Hasan Basri Çantay = Biz yer üzerinde olan şeylere, onlara mahsus, birer zînet verdik, (insanların) hangisinin ameli daha güzel, onları imtihan edelim diye.
Hayrat Neşriyat = Şübhesiz ki biz, yeryüzündeki şeyleri kendine bir ziynet kıldık ki, (insanların)hangileri amelce daha güzeldir diye onları imtihân edelim.
İbni Kesir = İnsanlardan hangisinin daha güzel amel işlediğini deneyelim diye, yeryüzünde olan şeylere bir süs verdik.
Kadri Çelik = Şüphesiz biz, onların hangisinin daha güzel davranışta bulunduğunu deneyelim diye yeryüzü üzerindeki şeyleri ona bir süs kıldık.
Muhammed Esed = Gerçek şu ki, yeryüzünde güzel olan ne varsa Biz hepsini, hangisinin daha iyi davrandığını ortaya koymak üzere, insanları sınamak için bir araç kıldık;
Mustafa İslamoğlu = Gerçekten de Biz yeryüzünde bulunan şeyleri, onlardan hangisinin daha güzel davranacağını sınayalım diye oraya (cazibe katan) birer süs unsuru kıldık;
Ömer Nasuhi Bilmen = Biz yeryüzünde olanları onun için bir ziynet kıldık ki, hangisi amelce daha güzeldir diye insanları imtihan edelim.
Ömer Öngüt = İnsanlardan hangisinin daha güzel amel işlediğini imtihan etmek için yeryüzünde olan şeylere bir ziynet verdik.
Şaban Piriş = İnsanların hangisi daha güzel hareket edecek diye denemek için yeryüzünde bulunanları, oranın süsü yaptık.
Sadık Türkmen = Şüphesiz biz, yeryüzündeki şeyleri bir süs/bir araç kıldık ki; insanların hangisinin daha güzel iş yaptığını açığa çıkaralım (yaptıklarının tam karşılığını verelim) diye.
Seyyid Kutub = Biz dünyadaki her şeyi yeryüzünün süsü yaptık. Amacımız, insanları sınavdan geçirerek hangilerinin daha iyi işler yapacaklarını görmektir.
Suat Yıldırım = Biz, yeryüzünde bulunan her şeyi bir dünya zineti kıldık. Böylece insanlardan kimin daha iyi iş gerçekleştireceğini ortaya koymak istedik.
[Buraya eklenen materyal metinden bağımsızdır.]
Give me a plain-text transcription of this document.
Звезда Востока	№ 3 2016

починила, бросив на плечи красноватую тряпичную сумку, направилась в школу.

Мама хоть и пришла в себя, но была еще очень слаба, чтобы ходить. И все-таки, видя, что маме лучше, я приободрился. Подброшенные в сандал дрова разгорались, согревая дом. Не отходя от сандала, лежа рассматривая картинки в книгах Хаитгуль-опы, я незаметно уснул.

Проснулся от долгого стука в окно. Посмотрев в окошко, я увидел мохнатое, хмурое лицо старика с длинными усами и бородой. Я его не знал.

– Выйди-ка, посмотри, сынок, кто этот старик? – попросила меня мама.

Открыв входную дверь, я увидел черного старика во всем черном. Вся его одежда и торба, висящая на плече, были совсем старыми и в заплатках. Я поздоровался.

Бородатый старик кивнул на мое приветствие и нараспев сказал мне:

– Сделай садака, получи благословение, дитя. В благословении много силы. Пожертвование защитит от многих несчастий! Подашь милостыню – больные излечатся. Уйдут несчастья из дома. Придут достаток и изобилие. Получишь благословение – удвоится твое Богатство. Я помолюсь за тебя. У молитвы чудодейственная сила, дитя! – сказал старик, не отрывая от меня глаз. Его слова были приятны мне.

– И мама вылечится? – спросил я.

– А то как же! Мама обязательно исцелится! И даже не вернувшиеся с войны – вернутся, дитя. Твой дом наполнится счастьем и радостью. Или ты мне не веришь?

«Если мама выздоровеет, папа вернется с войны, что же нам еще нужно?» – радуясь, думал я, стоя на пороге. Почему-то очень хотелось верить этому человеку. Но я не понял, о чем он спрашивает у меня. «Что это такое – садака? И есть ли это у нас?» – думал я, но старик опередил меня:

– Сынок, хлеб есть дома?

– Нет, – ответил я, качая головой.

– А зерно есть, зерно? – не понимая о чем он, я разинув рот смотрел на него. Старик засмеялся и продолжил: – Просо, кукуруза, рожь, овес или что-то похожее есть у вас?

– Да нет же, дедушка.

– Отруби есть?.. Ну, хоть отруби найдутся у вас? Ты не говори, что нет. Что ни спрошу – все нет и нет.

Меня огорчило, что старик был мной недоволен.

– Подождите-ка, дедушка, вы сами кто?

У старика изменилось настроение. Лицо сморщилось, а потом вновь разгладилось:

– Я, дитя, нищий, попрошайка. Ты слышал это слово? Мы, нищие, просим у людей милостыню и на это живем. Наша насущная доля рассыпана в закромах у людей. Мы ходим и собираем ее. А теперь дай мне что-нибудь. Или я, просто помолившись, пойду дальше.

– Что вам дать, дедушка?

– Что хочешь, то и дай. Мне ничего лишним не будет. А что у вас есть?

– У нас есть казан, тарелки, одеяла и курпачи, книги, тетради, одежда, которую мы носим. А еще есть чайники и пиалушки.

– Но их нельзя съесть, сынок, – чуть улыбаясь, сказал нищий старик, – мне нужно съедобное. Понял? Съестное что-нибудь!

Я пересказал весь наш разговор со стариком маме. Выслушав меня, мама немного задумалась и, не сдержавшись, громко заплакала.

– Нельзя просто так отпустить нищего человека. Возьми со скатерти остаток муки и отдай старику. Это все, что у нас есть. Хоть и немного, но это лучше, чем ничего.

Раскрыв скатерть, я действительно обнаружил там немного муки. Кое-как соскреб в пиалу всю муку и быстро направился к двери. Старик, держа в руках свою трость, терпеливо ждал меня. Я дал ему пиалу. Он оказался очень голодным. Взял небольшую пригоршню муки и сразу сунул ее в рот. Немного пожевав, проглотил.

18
Süleyman Ateş = Biz yeryüzündeki şeyleri, kendisine süs olsun diye yarattık ki onların, hangisinin daha güzel iş yaptığını deneyelim.
Tefhim-ul Kuran = Şüphesiz biz, yeryüzü üzerindeki şeyleri ona bir süs kıldık; onların hangisinin daha güzel davranışta bulunduğunu deneyelim diye.
Ümit Şimşek = Biz yeryüzünü üzerindekilerle süsledik ki, hangisi daha güzel işler yapacak diye insanları sınayalım.
Yaşar Nuri Öztürk = Biz, yeryüzündeki şeyleri ona bir süs yaptık ki, insanları, içlerinden hangisi amel yönünden daha güzeldir diye imtihan edelim.
İskender Ali Mihr = Muhakkak ki Biz, yeryüzünde olan şeyleri, onların hangisi daha güzel amel edecek diye imtihan etmemiz için, ona (arza) ziynet kıldık.
İlyas Yorulmaz = Biz yeryüzündeki güzellikleri (ziynetleri), onların hangisi daha güzel işler yapacak diye imtihan aracı yaptık.